I liked some of the server's ergonomic touches a lot. The remote's Now Playing key, which instantly returns the onscreen display to the main screen for whatever source is currently active, is only one example. But I found weaknesses, too. Operation without the onscreen display could be difficult, the pointy remote is just plain dumb looking, and its tiny black-on-gray lettering couldn't be any harder to read.

Like most servers, Hewlett-Packard's de100c doesn't do anything I can't already do with my audio system, my computer, and a CD burner - except handily consolidate many of their functions into a well-balanced whole that even your mom could use. And that's no small feat.

DIMENSIONS (WxHxD) 17 1/8 x 4 1/8 x 15 3/8 inches WEIGHT 231/4 pounds PRICE $1,500 MANUFACTURER Imerge America, Dept. S&V, 620 Herndon Pkwy., Suite 200; Herndon, VA 20170; www.imerge.co.uk; 703-481-9815

Imerge SoundServer S1000 It's funny how national characteristics seem able to infuse even brand-new technologies like digital music servers. The SoundServer S1000 from Imerge, based in the same Cambridgeshire region of England where you'll find most of the British hi-fi industry, exhibits all the classic aspects of Brit-fi components: simplicity of operation, an elegantly unadorned exterior, and topflight performance.

Using the SoundServer is fairly straightforward. You can rip discs or tracks from the internal CD drive, at slightly more than 2x speed, to the hard drive in either uncompressed CD format or in MP3 format with the usual choice of bit rates. You can request playback of stored tracks either as complete albums or in playlists assembled manually or sorted by album/track title or genre. You can listen to music from the hard disk while you're recording something else. The SoundServer retrieves CD text data automatically from CDDB.com via either a dial-up or (preferably) broadband Internet connection. There's an Ethernet port for the latter.

The Imerge SoundServer also carries the Brit-fi torch in having a few quirks. One oddity, for example, is that it cannot function as a plain CD player - you can't, that is, just pop in a disc and hit play. You can listen to a disc while you're recording it, but there'll be a few minutes of time lag so a buffer can be filled. (I also found that the SoundServer's playback response time slowed appreciably during recording.) Obviously, this is a clumsy way to play a CD. Why Imerge designed the S1000 this way escapes me, particularly since the server's lab performance with uncompressed files showed it to be the best "CD player" of the lot. We're told, however, that a downloadable operating-system update due by the time you read this will allow direct CD playback.

The SoundServer manual makes passing reference to something Imerge calls XivaNet, an Internet service for music reviews, news, downloads, purchases, and so on, all to be accessible via the SoundServer and its onscreen display, but none of this was implemented while I had the server for evaluation. Also in the works is a Windows program that will allow the SoundServer to download music files from (and be controlled by) a PC - this promises to be an important utility, since the S1000 cannot copy audio files from a recordable CD intended for computer use.

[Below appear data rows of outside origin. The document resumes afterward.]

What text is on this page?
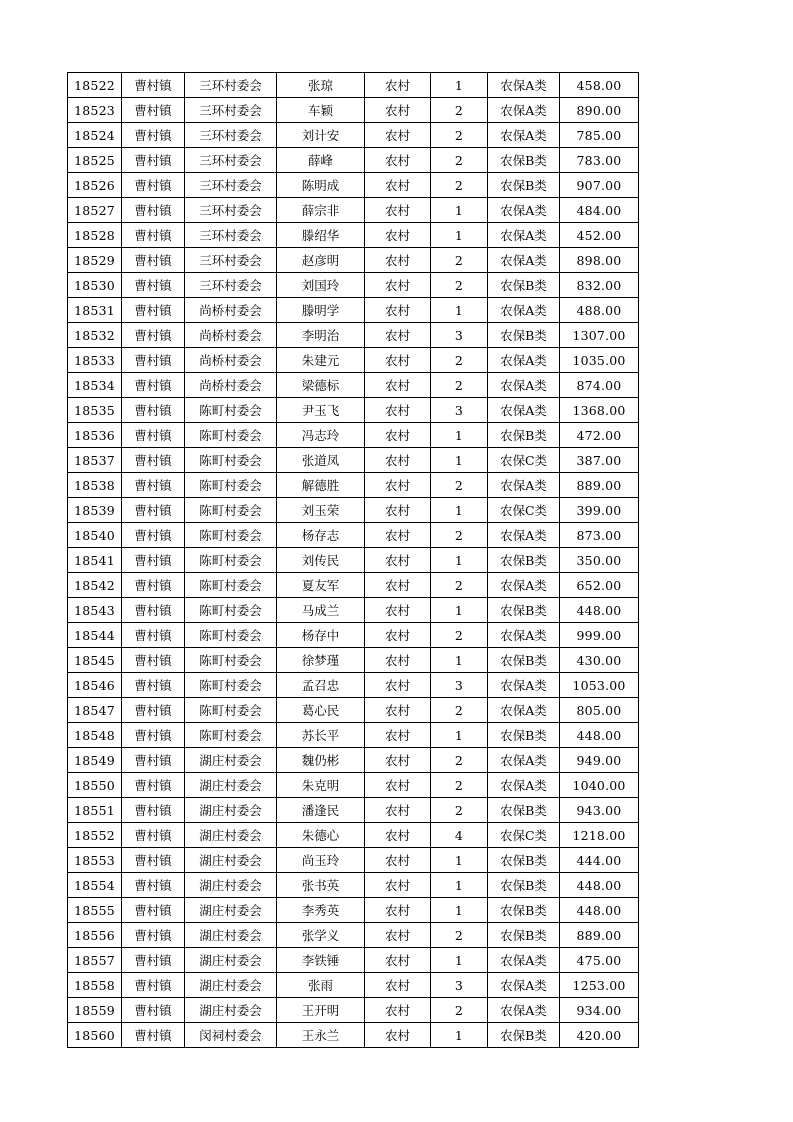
18522	曹村镇	三环村委会	张琼	农村	1	农保A类	458.00
18523	曹村镇	三环村委会	车颖	农村	2	农保A类	890.00
18524	曹村镇	三环村委会	刘计安	农村	2	农保A类	785.00
18525	曹村镇	三环村委会	薛峰	农村	2	农保B类	783.00
18526	曹村镇	三环村委会	陈明成	农村	2	农保B类	907.00
18527	曹村镇	三环村委会	薛宗非	农村	1	农保A类	484.00
18528	曹村镇	三环村委会	滕绍华	农村	1	农保A类	452.00
18529	曹村镇	三环村委会	赵彦明	农村	2	农保A类	898.00
18530	曹村镇	三环村委会	刘国玲	农村	2	农保B类	832.00
18531	曹村镇	尚桥村委会	滕明学	农村	1	农保A类	488.00
18532	曹村镇	尚桥村委会	李明治	农村	3	农保B类	1307.00
18533	曹村镇	尚桥村委会	朱建元	农村	2	农保A类	1035.00
18534	曹村镇	尚桥村委会	梁德标	农村	2	农保A类	874.00
18535	曹村镇	陈町村委会	尹玉飞	农村	3	农保A类	1368.00
18536	曹村镇	陈町村委会	冯志玲	农村	1	农保B类	472.00
18537	曹村镇	陈町村委会	张道凤	农村	1	农保C类	387.00
18538	曹村镇	陈町村委会	解德胜	农村	2	农保A类	889.00
18539	曹村镇	陈町村委会	刘玉荣	农村	1	农保C类	399.00
18540	曹村镇	陈町村委会	杨存志	农村	2	农保A类	873.00
18541	曹村镇	陈町村委会	刘传民	农村	1	农保B类	350.00
18542	曹村镇	陈町村委会	夏友军	农村	2	农保A类	652.00
18543	曹村镇	陈町村委会	马成兰	农村	1	农保B类	448.00
18544	曹村镇	陈町村委会	杨存中	农村	2	农保A类	999.00
18545	曹村镇	陈町村委会	徐梦瑾	农村	1	农保B类	430.00
18546	曹村镇	陈町村委会	孟召忠	农村	3	农保A类	1053.00
18547	曹村镇	陈町村委会	葛心民	农村	2	农保A类	805.00
18548	曹村镇	陈町村委会	苏长平	农村	1	农保B类	448.00
18549	曹村镇	湖庄村委会	魏仍彬	农村	2	农保A类	949.00
18550	曹村镇	湖庄村委会	朱克明	农村	2	农保A类	1040.00
18551	曹村镇	湖庄村委会	潘逢民	农村	2	农保B类	943.00
18552	曹村镇	湖庄村委会	朱德心	农村	4	农保C类	1218.00
18553	曹村镇	湖庄村委会	尚玉玲	农村	1	农保B类	444.00
18554	曹村镇	湖庄村委会	张书英	农村	1	农保B类	448.00
18555	曹村镇	湖庄村委会	李秀英	农村	1	农保B类	448.00
18556	曹村镇	湖庄村委会	张学义	农村	2	农保B类	889.00
18557	曹村镇	湖庄村委会	李铁锤	农村	1	农保A类	475.00
18558	曹村镇	湖庄村委会	张雨	农村	3	农保A类	1253.00
18559	曹村镇	湖庄村委会	王开明	农村	2	农保A类	934.00
18560	曹村镇	闵祠村委会	王永兰	农村	1	农保B类	420.00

The SoundServer was the least intimidating to operate of the five servers. As usual, though, the price of simplicity is fewer features. For instance, if you browse the hard drive's contents, there is no path back to the main track/time display for the currently playing album (or playlist). You have to work your way through the Play menu again and re-cue that album or playlist to where you left off. Although its feature set is a bit basic, the Imerge SoundServer S1000 does what it does in a very consistent, reliable fashion. Sometimes the best surprise is no surprise.